Tuesday, May 11, 2021

The Plot by Jean Hanff Korelitz: Review

The Plot by Jean Hanff Korelitz was a pretty good read but moves very slowly in the beginning. Although I think that the plot of The Plot is a good one, it didn't grab me and keep me invested the way that I had hoped. I didn't care very much for Jake so I didn't have any investment in whether or not he could revive his career as a writer and how he handled appropriating the plot of a deceased student. It seems to me as though there could have been a way of using the plot and giving proper credit as well. I didn't connect with this story as much as I would have liked, but I encourage you to read some of the very positive reviews on Goodreads to get a fuller feel of how some other readers enjoyed The Plot. 

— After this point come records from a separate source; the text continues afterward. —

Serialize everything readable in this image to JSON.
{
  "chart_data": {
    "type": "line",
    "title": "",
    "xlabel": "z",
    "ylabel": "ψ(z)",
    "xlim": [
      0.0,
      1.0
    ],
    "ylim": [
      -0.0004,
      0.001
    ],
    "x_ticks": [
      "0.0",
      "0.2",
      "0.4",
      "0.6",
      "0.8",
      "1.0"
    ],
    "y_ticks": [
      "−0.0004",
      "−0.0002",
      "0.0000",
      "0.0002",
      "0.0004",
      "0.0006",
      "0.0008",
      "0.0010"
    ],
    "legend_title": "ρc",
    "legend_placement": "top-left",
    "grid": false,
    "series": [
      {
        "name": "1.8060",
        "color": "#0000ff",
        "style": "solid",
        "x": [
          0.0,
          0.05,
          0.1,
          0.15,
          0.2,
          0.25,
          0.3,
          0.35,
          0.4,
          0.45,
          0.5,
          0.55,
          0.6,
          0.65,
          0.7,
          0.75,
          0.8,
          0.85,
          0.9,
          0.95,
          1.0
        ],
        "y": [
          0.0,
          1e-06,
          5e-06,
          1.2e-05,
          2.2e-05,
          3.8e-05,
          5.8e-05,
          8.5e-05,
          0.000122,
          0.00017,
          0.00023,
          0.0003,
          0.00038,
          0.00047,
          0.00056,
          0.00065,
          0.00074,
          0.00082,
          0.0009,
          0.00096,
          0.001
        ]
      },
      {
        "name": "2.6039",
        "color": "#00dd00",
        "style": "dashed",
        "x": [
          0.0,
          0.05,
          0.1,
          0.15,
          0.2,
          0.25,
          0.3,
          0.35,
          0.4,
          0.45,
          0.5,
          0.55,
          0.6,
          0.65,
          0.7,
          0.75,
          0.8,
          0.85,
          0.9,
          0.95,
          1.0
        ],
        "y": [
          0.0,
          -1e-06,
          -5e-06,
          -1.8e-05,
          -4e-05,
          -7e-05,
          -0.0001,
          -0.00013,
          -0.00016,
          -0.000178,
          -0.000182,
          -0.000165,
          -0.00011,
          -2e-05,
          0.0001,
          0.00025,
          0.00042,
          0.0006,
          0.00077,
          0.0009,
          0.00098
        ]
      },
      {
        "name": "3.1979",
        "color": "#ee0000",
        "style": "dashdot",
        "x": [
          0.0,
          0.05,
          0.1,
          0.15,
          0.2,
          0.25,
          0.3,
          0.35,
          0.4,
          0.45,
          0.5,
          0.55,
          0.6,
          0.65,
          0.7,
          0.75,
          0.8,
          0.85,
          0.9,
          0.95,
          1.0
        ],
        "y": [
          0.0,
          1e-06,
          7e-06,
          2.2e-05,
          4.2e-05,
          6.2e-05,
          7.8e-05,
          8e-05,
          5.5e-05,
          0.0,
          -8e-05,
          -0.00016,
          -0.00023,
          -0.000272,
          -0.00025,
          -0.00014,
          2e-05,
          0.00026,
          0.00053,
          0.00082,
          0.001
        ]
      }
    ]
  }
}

***I received an ARC from the publisher in exchange for an honest review.***

Synopsis via Goodreads

Jacob Finch Bonner was once a promising young novelist with a respectably published first book. Today, he's teaching in a third-rate MFA program and struggling to maintain what's left of his self-respect; he hasn't written--let alone published--anything decent in years. When Evan Parker, his most arrogant student, announces he doesn't need Jake's help because the plot of his book in progress is a sure thing, Jake is prepared to dismiss the boast as typical amateur narcissism. But then . . . he hears the plot.

Jake returns to the downward trajectory of his own career and braces himself for the supernova publication of Evan Parker's first novel: but it never comes. When he discovers that his former student has died, presumably without ever completing his book, Jake does what any self-respecting writer would do with a story like that--a story that absolutely needs to be told.

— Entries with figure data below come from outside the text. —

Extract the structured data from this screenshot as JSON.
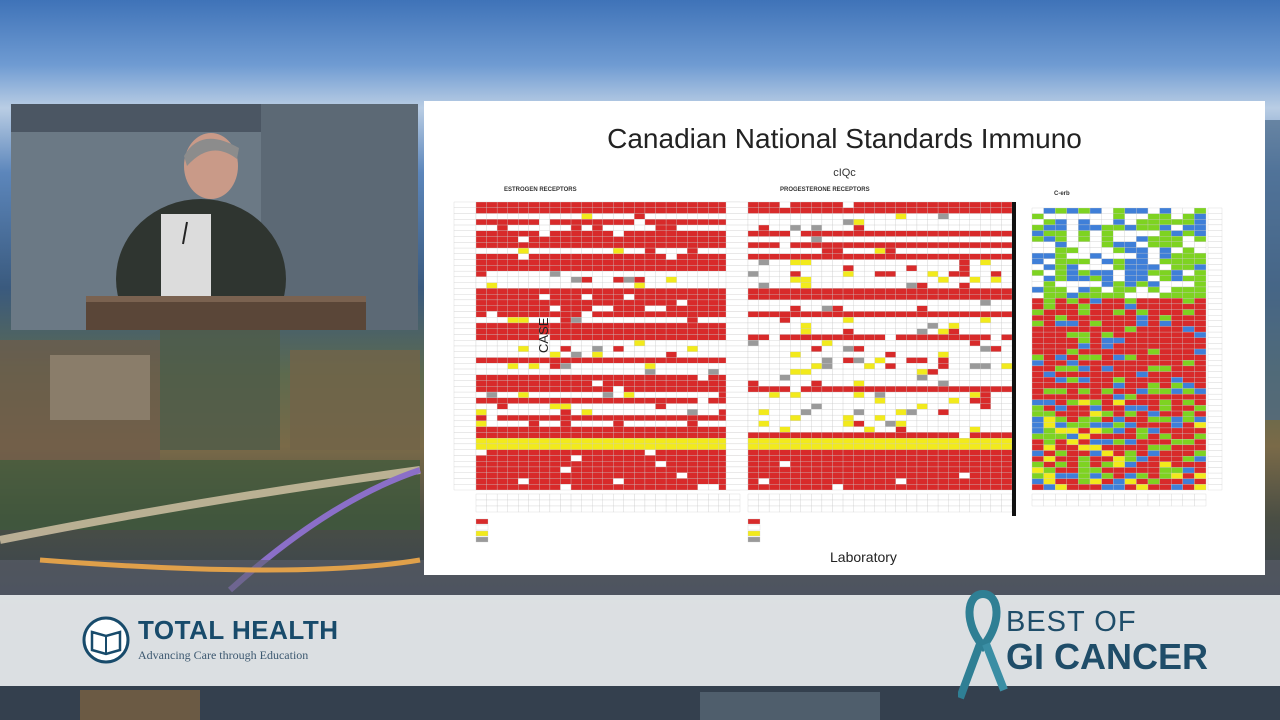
{
  "slide": {
    "title": "Canadian National Standards Immuno",
    "subtitle": "cIQc",
    "panels": [
      "ESTROGEN RECEPTORS",
      "PROGESTERONE RECEPTORS",
      "C-erb"
    ],
    "y_label": "CASE",
    "x_label": "Laboratory"
  },
  "banner": {
    "total_health": {
      "name": "TOTAL HEALTH",
      "tagline": "Advancing Care through Education"
    },
    "best_of": {
      "line1": "BEST OF",
      "line2": "GI CANCER"
    }
  },
  "colors": {
    "positive": "#d82a2a",
    "negative": "#ffffff",
    "unsuitable": "#f2ea1c",
    "background_stain": "#9a9a9a",
    "cerb_green": "#7ed321",
    "cerb_blue": "#3f7fd8",
    "brand": "#1f4d69"
  }
}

In a few short years, all of Evan Parker's predictions have come true, but Jake is the author enjoying the wave. He is wealthy, famous, praised and read all over the world. But at the height of his glorious new life, an e-mail arrives, the first salvo in a terrifying, anonymous campaign: You are a thief, it says.

As Jake struggles to understand his antagonist and hide the truth from his readers and his publishers, he begins to learn more about his late student, and what he discovers both amazes and terrifies him. Who was Evan Parker, and how did he get the idea for his "sure thing" of a novel? What is the real story behind the plot, and who stole it from whom?